TGR Tidak Menghapus Sanksi Pidana, Pengembalian Kerugian Negara Bukan Akhir Proses Hukum



Minahasa Utara, Lintasinvestigasi.com -Penyelesaian kerugian keuangan negara melalui Tuntutan Ganti Rugi (TGR) tidak serta-merta mengakhiri proses hukum, khususnya apabila dalam temuan pemeriksaan terdapat indikasi tindak pidana. Prinsip ini telah ditegaskan secara eksplisit dalam peraturan perundang-undangan dan praktik penegakan hukum di indonesia.. Jumat(23/01/2026) 


TGR merupakan mekanisme administratif yang bertujuan untuk memulihkan kerugian keuangan negara atau daerah, bukan untuk menghapus pertanggungjawaban pidana. Oleh karena itu, klaim bahwa suatu perkara dianggap selesai hanya karena kerugian negara telah dikembalikan melalui TGR tidak memiliki dasar hukum yang kuat.


Dasar Hukum Tegas


Ketentuan paling jelas tercantum dalam Pasal 4 Undang-Undang Nomor 31 Tahun 1999 tentang Pemberantasan Tindak Pidana Korupsi jo. Undang-Undang Nomor 20 Tahun 2001, yang menyatakan: "Pengembalian kerugian keuangan negara atau perekonomian negara tidak menghapus dipidananya pelaku tindak pidana sebagaimana dimaksud dalam undang-undang ini." Dengan ketentuan tersebut, pengembalian kerugian negara—termasuk melalui TGR—tidak menghalangi proses pidana apabila unsur tindak pidana telah terpenuhi.

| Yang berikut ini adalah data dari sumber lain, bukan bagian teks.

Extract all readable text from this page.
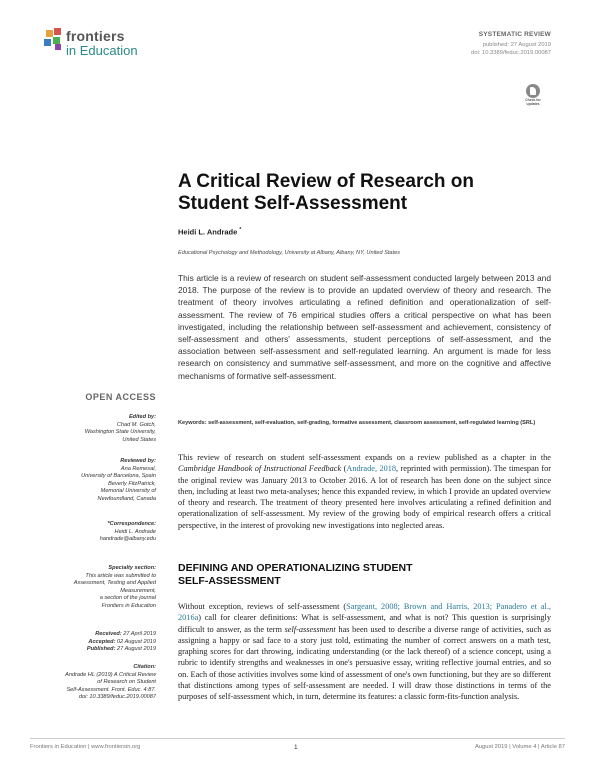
frontiers
in Education
SYSTEMATIC REVIEW
published: 27 August 2019
doi: 10.3389/feduc.2019.00087
Check for
updates
A Critical Review of Research on
Student Self-Assessment
Heidi L. Andrade *
Educational Psychology and Methodology, University at Albany, Albany, NY, United States
This article is a review of research on student self-assessment conducted largely between 2013 and 2018. The purpose of the review is to provide an updated overview of theory and research. The treatment of theory involves articulating a refined definition and operationalization of self-assessment. The review of 76 empirical studies offers a critical perspective on what has been investigated, including the relationship between self-assessment and achievement, consistency of self-assessment and others' assessments, student perceptions of self-assessment, and the association between self-assessment and self-regulated learning. An argument is made for less research on consistency and summative self-assessment, and more on the cognitive and affective mechanisms of formative self-assessment.
Keywords: self-assessment, self-evaluation, self-grading, formative assessment, classroom assessment, self-regulated learning (SRL)
OPEN ACCESS
Edited by:
Chad M. Gotch,
Washington State University,
United States
Reviewed by:
Ana Remesal,
University of Barcelona, Spain
Beverly FitzPatrick,
Memorial University of
Newfoundland, Canada
*Correspondence:
Heidi L. Andrade
handrade@albany.edu
Specialty section:
This article was submitted to
Assessment, Testing and Applied
Measurement,
a section of the journal
Frontiers in Education
Received: 27 April 2019
Accepted: 02 August 2019
Published: 27 August 2019
Citation:
Andrade HL (2019) A Critical Review
of Research on Student
Self-Assessment. Front. Educ. 4:87.
doi: 10.3389/feduc.2019.00087
This review of research on student self-assessment expands on a review published as a chapter in the Cambridge Handbook of Instructional Feedback (Andrade, 2018, reprinted with permission). The timespan for the original review was January 2013 to October 2016. A lot of research has been done on the subject since then, including at least two meta-analyses; hence this expanded review, in which I provide an updated overview of theory and research. The treatment of theory presented here involves articulating a refined definition and operationalization of self-assessment. My review of the growing body of empirical research offers a critical perspective, in the interest of provoking new investigations into neglected areas.
DEFINING AND OPERATIONALIZING STUDENT
SELF-ASSESSMENT
Without exception, reviews of self-assessment (Sargeant, 2008; Brown and Harris, 2013; Panadero et al., 2016a) call for clearer definitions: What is self-assessment, and what is not? This question is surprisingly difficult to answer, as the term self-assessment has been used to describe a diverse range of activities, such as assigning a happy or sad face to a story just told, estimating the number of correct answers on a math test, graphing scores for dart throwing, indicating understanding (or the lack thereof) of a science concept, using a rubric to identify strengths and weaknesses in one's persuasive essay, writing reflective journal entries, and so on. Each of those activities involves some kind of assessment of one's own functioning, but they are so different that distinctions among types of self-assessment are needed. I will draw those distinctions in terms of the purposes of self-assessment which, in turn, determine its features: a classic form-fits-function analysis.
Frontiers in Education | www.frontiersin.org	1	August 2019 | Volume 4 | Article 87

Kewenangan Inspektorat dan Aparat Penegak Hukum


Inspektorat sebagai Aparat Pengawasan Intern Pemerintah (APIP) memiliki kewenangan melakukan pemeriksaan administratif, termasuk menetapkan TGR. Namun, kewenangan tersebut berbeda dan terpisah dari kewenangan aparat penegak hukum. Hal ini sejalan dengan Peraturan Pemerintah Nomor 60 Tahun 2008 tentang Sistem Pengendalian Intern Pemerintah (SPIP), yang menegaskan bahwa APIP wajib melaporkan kepada aparat penegak hukum apabila dalam pemeriksaan ditemukan indikasi tindak pidana. Peraturan Menteri Dalam Negeri Nomor 23 Tahun 2020 tentang Pengawasan Penyelenggaraan Pemerintahan Daerah, yang mengatur bahwa temuan berindikasi pidana ditindaklanjuti sesuai ketentuan hukum pidana.


Sementara itu, mekanisme TGR sendiri diatur dalam Peraturan Pemerintah Nomor 38 Tahun 2016 tentang Tata Cara Tuntutan Ganti Kerugian Negara/Daerah, yang secara substansi menempatkan TGR sebagai upaya pemulihan keuangan, bukan sarana penghapusan pidana.


Administratif dan Pidana Dua Rezim Berbeda


Secara hukum, sanksi administratif dan sanksi pidana berada dalam rezim yang berbeda. Penyelesaian administratif melalui TGR hanya berdampak pada aspek pemulihan keuangan negara, sedangkan pertanggungjawaban pidana tetap melekat pada perbuatan yang memenuhi unsur melawan hukum, penyalahgunaan kewenangan, dan/atau adanya niat jahat. Dalam praktik peradilan, pengembalian kerugian negara kerap dipertimbangkan hakim sebagai hal yang meringankan, namun bukan alasan untuk menghapus atau menghentikan proses pidana.


Dengan demikian, pernyataan yang menyebut bahwa perkara telah selesai karena telah dilakukan TGR merupakan penyederhanaan yang keliru dan berpotensi menyesatkan publik. TGR tidak menutup kemungkinan penegakan hukum pidana, dan pengembalian kerugian negara bukanlah bentuk kekebalan hukum.